Lagos, Nigeria – The National Pension Commission’s upward revision of equity exposure limits for Retirement Savings Account funds has triggered what analysts estimate could be nearly N1 trillion (approximately $639 million) in fresh liquidity into the Nigerian Exchange, driving a historic market rally.
Okay News reports that the development, confirmed by market operators and research firms including Arthur Steven Asset Management and CardinalStone Research, has already sparked sharp repricing across large-cap stocks. With total pension assets now exceeding N26 trillion (about $16.6 billion) , the recalibration is steering significant long-term domestic capital toward equities, reinforcing institutional participation and complementing foreign exchange reforms.
The immediate impact was dramatic. On Monday, February 16, 2026, the NGX All-Share Index surged 4.37 percent to 190,281.57 points, lifting year-to-date returns to 22.28 percent. Market capitalisation rose by N5.11 trillion (approximately $3.3 billion) to close at N122.14 trillion, with 54 stocks advancing against 28 decliners. Sector performance was broadly positive: Industrial Goods climbed 7.77 percent, Oil and Gas gained 4.73 percent, and Banking rose 4.71 percent.
Market analysts say the reform marks a structural turning point rather than a speculative burst. “The reform strengthens the structural bid for fundamentally sound Nigerian companies and aligns pension capital with productive sectors of the economy,” said Tunde Amolegbe during a market discussion. CardinalStone Research estimates that nearly N1 trillion could flow into equities under a base-case scenario if Pension Fund Administrators deploy half of the newly available headroom.
The policy shift follows PenCom’s revision of investment limits for RSA Funds I, II, III, and VI-Active, announced earlier in February. The changes address implementation challenges following the 2025 regulatory overhaul and respond to a shortage of qualifying alternative investment instruments, which had left PFAs with excess liquidity.

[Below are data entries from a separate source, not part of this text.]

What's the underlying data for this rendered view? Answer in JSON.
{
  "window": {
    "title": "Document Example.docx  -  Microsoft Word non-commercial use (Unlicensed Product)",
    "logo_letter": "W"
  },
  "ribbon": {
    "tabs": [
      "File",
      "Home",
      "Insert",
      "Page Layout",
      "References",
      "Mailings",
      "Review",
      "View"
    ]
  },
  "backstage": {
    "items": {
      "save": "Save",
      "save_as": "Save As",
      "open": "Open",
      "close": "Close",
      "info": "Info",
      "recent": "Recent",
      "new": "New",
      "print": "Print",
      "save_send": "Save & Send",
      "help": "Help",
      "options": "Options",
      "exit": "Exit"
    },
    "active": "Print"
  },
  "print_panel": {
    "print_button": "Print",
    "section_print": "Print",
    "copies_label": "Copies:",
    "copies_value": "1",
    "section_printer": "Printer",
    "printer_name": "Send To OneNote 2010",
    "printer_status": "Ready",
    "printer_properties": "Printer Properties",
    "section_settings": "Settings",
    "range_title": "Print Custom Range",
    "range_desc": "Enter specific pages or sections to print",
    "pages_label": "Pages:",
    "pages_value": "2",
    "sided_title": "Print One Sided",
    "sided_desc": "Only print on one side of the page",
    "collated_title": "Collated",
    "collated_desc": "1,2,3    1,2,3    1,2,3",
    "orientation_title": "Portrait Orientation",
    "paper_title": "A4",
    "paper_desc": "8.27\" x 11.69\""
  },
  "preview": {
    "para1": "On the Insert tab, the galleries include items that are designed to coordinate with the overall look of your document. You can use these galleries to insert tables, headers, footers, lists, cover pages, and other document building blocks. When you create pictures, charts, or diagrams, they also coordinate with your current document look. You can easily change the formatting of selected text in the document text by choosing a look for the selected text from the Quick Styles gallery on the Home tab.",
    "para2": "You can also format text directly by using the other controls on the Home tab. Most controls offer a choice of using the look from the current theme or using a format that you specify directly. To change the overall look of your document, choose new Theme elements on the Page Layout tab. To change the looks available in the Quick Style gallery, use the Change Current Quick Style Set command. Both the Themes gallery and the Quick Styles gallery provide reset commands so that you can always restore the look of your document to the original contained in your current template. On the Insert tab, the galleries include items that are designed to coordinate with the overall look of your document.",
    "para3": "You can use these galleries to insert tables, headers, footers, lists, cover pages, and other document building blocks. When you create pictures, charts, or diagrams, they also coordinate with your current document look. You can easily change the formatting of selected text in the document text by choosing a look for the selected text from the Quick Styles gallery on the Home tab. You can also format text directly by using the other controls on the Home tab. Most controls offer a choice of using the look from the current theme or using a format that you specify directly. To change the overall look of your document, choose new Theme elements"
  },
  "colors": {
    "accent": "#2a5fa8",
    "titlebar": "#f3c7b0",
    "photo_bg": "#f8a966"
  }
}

Trading activity strengthened significantly, with volume up 13.46 percent to 1.06 billion units and transaction value rising 19.48 percent to N62.99 billion. High money-flow readings indicate sustained buy-side pressure across tier-one names. Blue chips such as MTN Nigeria, Dangote Cement, GTCO, and Zenith Bank attracted strong inflows, reinforcing concentration around scale and earnings visibility.
However, analysts caution that rapid inflows could temporarily elevate concentration risk and valuation pressures. Comercio Partners noted that “rapid inflows into a narrow set of large-cap stocks could temporarily elevate concentration risk.” Technical indicators suggest the market is stretched in the near term, though sharp advances often invite consolidation rather than reversals when supported by improving earnings fundamentals.
The implications extend beyond the near-term rally. With pension capital above N26 trillion, even incremental shifts in allocation can meaningfully reshape liquidity dynamics. Stronger domestic capital formation may reduce the NGX’s historical dependence on foreign portfolio inflows, positioning pension funds as a stabilising anchor for Nigeria’s capital market architecture.